3. Residu Sulfit Dalam teknologi pengolahan pangan, Sodium Bisulfit termasuk salah satu bahan tambahan pangan (BTP). Food additive atau Bahan Tambahan Pangan (BTP) merupakan bahan atau campuran bahan yang secara alami bukan merupakan bagian dari bahan baku pangan, tetapi ditambahkan ke dalam bahan pangan untuk mempengaruhi sifat atau bentuk pangan, antara lain bahan pewarna, pengawet, penyedap rasa, anti gumpal, pemucat dan pengental. Menurut Peraturan Menteri Kesehatan RI No.722/Menkes/Per/IX/88 BTP dikelompokkan berdasarkan tujuan penggunaaannya di dalam pangan. Sulfit dalam bentuk garam Kalium atau Natrium Bisulfit atau Metabisulfit) termasuk BTP dalam kelompok yang bertujuan sebagai bahan pemutih dan pengawet. Pemakaian garam Sulfit untuk bahan makanan yang telah ditetapkan oleh Direktorat Jendral Pemeriksaan Obat dan Makanan (1990) yakni maksimum sebesar 60 ppm untuk keripik kentang atau kentang goreng. Ketentuan itu juga berlaku untuk tepung ubi jalar dan talas. Kandungan Natrium Bisulfit yang disyaratkan dalam makanan adalah sebagai bahan pengawet yaitu keberadaannya dengan kadar yang diizinkan hingga makanan dikonsumsi dan masuk ke dalam tubuh manusia. Analisis residu sulfit pada penelitian ini hanya dilakukan sekali yaitu pada tepung talas yang dibuat dengan penambahan air dan NaHSO3 1% pada umbi talas dan 30 menit waktu perendaman.

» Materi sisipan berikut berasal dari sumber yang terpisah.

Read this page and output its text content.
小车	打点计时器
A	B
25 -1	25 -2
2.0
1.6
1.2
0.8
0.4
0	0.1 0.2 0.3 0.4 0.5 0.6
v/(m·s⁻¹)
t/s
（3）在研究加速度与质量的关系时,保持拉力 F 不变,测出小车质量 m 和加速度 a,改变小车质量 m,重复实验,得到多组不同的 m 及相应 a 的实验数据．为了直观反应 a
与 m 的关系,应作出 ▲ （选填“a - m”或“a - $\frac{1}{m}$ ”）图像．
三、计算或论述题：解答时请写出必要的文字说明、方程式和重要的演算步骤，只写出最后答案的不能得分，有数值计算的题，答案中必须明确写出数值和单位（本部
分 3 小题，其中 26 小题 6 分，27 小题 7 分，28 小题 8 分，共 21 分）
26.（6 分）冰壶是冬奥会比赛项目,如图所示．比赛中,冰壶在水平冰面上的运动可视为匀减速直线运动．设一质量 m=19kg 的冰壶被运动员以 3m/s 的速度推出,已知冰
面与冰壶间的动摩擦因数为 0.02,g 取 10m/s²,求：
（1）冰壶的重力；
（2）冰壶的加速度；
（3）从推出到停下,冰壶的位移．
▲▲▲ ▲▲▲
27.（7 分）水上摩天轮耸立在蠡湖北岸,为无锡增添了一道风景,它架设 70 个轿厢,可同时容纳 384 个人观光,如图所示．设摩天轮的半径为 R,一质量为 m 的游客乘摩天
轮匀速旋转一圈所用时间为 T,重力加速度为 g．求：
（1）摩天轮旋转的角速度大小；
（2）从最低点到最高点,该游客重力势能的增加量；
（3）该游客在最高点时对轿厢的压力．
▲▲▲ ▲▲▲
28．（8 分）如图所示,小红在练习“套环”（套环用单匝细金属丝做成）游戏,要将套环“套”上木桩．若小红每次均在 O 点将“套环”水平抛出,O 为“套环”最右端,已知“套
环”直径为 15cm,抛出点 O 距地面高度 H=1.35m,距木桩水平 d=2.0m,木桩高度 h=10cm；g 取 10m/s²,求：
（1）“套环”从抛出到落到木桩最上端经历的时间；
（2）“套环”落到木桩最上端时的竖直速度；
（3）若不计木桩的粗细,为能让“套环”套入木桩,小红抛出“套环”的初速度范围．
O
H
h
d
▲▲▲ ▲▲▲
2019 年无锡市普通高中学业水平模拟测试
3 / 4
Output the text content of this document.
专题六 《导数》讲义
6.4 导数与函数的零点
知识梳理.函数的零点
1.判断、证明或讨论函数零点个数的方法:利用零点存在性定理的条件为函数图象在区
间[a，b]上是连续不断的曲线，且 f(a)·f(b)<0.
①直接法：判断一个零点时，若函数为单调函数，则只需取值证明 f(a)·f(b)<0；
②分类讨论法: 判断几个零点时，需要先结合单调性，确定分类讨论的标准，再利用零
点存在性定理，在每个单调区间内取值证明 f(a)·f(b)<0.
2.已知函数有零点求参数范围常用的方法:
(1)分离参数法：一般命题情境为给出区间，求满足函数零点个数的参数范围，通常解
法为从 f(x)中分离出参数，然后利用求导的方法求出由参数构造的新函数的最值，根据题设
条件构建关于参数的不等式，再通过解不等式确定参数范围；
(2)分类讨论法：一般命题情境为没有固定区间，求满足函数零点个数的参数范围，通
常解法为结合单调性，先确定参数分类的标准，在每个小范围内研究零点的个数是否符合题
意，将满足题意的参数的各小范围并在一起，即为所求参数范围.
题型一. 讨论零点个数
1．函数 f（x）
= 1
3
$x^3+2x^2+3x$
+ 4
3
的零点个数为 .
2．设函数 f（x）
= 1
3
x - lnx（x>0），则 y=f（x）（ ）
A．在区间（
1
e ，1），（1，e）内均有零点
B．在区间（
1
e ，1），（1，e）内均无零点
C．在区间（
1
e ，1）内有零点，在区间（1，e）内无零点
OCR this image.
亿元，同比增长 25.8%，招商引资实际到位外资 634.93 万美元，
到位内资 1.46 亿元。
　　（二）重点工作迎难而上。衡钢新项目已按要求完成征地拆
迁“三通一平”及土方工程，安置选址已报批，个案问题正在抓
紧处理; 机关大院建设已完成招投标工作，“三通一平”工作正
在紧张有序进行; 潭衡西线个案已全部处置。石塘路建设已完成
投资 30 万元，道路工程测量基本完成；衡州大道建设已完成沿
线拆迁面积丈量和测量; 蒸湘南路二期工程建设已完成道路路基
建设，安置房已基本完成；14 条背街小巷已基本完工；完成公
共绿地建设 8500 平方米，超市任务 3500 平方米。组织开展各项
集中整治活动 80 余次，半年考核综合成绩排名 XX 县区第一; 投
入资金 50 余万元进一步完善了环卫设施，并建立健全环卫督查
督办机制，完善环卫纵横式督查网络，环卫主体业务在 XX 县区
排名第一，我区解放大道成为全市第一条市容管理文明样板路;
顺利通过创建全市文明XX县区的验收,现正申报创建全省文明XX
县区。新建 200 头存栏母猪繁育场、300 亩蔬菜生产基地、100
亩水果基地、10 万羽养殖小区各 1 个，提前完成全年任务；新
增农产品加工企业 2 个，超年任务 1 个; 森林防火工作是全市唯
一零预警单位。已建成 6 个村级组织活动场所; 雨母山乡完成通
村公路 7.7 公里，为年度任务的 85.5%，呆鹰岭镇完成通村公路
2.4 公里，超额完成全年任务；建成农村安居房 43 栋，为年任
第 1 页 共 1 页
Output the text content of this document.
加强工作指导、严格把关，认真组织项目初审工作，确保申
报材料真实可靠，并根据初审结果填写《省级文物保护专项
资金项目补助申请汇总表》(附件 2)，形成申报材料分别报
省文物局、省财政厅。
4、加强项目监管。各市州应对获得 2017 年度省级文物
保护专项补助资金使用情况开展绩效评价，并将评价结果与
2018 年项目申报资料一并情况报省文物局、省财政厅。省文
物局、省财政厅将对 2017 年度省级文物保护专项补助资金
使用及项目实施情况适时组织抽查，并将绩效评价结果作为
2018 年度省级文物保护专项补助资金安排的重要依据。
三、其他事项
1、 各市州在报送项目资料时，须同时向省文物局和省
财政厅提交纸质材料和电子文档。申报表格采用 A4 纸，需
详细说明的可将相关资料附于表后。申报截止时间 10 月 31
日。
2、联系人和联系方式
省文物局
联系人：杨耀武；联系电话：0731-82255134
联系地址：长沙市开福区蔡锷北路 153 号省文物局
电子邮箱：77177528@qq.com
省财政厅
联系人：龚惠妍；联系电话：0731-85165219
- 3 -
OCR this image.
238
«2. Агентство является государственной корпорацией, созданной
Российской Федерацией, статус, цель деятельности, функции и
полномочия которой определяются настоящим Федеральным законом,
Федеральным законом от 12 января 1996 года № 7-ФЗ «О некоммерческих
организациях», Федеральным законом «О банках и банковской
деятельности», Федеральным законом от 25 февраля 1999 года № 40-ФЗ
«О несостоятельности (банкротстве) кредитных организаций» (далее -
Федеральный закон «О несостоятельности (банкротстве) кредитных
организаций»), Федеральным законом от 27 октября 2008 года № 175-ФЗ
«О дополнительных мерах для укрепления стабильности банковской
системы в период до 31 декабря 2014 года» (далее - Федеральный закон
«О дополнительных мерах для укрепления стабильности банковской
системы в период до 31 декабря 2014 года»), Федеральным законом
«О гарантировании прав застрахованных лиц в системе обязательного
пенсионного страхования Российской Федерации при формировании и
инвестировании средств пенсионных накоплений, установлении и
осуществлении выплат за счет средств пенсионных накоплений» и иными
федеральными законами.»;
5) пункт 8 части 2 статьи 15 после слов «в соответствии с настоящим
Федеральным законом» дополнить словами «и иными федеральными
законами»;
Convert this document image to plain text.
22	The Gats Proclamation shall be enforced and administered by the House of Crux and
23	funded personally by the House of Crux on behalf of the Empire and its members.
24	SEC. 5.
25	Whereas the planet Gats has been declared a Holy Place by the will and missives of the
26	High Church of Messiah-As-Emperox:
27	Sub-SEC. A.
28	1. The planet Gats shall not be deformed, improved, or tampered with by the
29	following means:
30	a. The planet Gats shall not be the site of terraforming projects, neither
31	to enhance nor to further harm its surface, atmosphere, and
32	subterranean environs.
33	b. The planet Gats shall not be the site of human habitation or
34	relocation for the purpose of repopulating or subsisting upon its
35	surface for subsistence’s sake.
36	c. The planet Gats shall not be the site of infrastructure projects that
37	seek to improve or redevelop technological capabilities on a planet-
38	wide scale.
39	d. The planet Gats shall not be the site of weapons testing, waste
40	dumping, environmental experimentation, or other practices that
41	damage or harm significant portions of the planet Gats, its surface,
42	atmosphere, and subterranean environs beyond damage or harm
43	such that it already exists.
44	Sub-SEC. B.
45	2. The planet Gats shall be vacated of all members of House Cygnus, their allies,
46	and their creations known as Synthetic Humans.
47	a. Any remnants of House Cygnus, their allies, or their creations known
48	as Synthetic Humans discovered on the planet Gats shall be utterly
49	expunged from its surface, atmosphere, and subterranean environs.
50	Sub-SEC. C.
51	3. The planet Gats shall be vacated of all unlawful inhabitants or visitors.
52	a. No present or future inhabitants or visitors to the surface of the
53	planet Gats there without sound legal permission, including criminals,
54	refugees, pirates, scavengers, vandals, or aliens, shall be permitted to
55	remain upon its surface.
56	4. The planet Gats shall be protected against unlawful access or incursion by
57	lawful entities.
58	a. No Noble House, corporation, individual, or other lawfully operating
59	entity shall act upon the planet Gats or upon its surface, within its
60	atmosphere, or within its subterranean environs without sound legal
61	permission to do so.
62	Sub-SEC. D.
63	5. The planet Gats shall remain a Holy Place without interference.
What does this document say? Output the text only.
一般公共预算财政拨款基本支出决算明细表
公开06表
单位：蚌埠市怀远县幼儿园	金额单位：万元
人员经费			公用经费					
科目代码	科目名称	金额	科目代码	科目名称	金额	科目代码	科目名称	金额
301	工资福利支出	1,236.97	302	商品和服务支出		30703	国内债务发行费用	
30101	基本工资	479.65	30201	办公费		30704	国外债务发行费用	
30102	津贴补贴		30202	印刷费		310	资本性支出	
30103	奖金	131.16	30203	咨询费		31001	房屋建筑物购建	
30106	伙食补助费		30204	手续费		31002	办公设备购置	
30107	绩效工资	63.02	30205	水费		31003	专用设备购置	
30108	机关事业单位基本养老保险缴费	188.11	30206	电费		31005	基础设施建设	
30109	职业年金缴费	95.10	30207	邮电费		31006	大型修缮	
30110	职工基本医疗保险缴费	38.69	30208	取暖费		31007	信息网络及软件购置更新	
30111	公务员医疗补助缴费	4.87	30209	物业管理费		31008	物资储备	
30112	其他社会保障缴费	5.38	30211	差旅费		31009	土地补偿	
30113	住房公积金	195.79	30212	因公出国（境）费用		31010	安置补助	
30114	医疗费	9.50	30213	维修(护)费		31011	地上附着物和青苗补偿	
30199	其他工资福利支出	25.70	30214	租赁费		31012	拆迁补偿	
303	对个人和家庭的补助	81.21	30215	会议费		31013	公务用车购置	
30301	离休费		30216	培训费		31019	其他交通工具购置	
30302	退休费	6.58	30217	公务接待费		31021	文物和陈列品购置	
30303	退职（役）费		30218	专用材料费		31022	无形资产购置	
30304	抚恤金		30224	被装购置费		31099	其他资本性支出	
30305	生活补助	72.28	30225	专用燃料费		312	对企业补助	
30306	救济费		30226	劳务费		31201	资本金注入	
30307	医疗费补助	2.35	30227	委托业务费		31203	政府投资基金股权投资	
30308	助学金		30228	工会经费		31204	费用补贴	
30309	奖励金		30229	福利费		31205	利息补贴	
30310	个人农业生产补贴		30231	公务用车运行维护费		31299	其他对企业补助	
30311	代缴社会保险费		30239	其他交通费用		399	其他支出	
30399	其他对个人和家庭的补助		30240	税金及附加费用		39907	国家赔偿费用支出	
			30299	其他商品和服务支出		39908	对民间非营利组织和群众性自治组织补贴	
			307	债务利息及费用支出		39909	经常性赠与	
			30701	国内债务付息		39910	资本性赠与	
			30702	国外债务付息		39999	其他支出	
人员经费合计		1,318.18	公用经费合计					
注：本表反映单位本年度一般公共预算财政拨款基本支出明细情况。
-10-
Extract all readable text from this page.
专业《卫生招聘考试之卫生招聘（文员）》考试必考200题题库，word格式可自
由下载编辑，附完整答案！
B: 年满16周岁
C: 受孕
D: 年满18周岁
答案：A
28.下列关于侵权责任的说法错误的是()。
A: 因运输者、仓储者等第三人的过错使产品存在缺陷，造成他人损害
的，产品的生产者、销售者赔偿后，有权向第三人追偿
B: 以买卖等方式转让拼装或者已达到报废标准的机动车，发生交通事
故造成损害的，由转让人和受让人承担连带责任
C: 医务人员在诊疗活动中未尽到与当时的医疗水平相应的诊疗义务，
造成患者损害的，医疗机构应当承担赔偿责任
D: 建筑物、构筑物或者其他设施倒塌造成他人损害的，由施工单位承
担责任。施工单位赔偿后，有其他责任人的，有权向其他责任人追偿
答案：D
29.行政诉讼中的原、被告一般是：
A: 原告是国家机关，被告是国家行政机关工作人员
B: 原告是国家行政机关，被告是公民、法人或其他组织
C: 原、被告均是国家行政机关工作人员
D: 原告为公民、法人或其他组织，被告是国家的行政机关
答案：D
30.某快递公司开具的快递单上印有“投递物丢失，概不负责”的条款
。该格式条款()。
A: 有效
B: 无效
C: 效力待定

Hasil analisis residu sulfit pada penambahan Sodium Bisulfit sebesar 1% dengan waktu perendaman 30 mwnit yakni sebesar 48 ppm masih dibawah ambang batas yang diperkenankan jika dibandingkan peraturan yang ditetapkan oleh Direktorat Jendral Pemeriksaan Obat dan Makanan (1990) untuk tepung ubi jalar dan talas yakni maksimum sebesar 60 ppm (Darsono.,dkk. 1995). dan Peraturan Menteri Kesehatan RI No.722/Menkes/Per/IX/88 yaitu bahan pengawet untuk potongan kentang goreng (50mg/kg = 50 ppm) dimana ketentuan itu dapat berlaku untuk umbi talas (Doddy,2010). Oleh karena itu penambahan sodium bisulfit pada penelitian ini masih memenuhi syarat sebagai bahan tambahan pada pangan. Residu sulfit ini disebabkan karena adanya Sulfur dioksida (SO2) dan sulfur trioksida (SO3) yang berikatan dengan komponen tepung sehingga tidak larut dalam air, sulfit dalam bentuk SO2 dapat berikatan dengan protein, pati, dan gula yang tidak dapat larut dalam air dalam pemcucian sehingga meninggalkan residu (Steffanny., dkk, 2011).
BAB V PENUTUP
V.1 Kesimpulan 1. Berdasarkan kadar proksimatnya, umbi talas berpotensi sebagai sumber karbohidrat pengganti tepung terigu dalam upaya diversifikasi pangan. 2. Perendaman Umbi Talas dalam larutan Sodium Bisulfit dapat mengurangi reaksi pencoklatan (browning reaction) yang terjadi dengan perlakuan terbaik yaitu pada Konsentrasi 1% NaHSO3 dengan waktu perendaman 30 menit. 3 Perendaman dalam penambahan asam askorbat tidak dapat mereduksi proses browning yang terjadi karena penambahan asam askorbat memicu terjadinya reaksi maillard.. 4. Natrium Bisulfit yang tertinggal dalam tepung umbi talas konsentrasi 1% masih dapat dikatakan cukup aman karena berada di bawah ambang batas residu sulfit yang dizinkan dalam bahan pangan.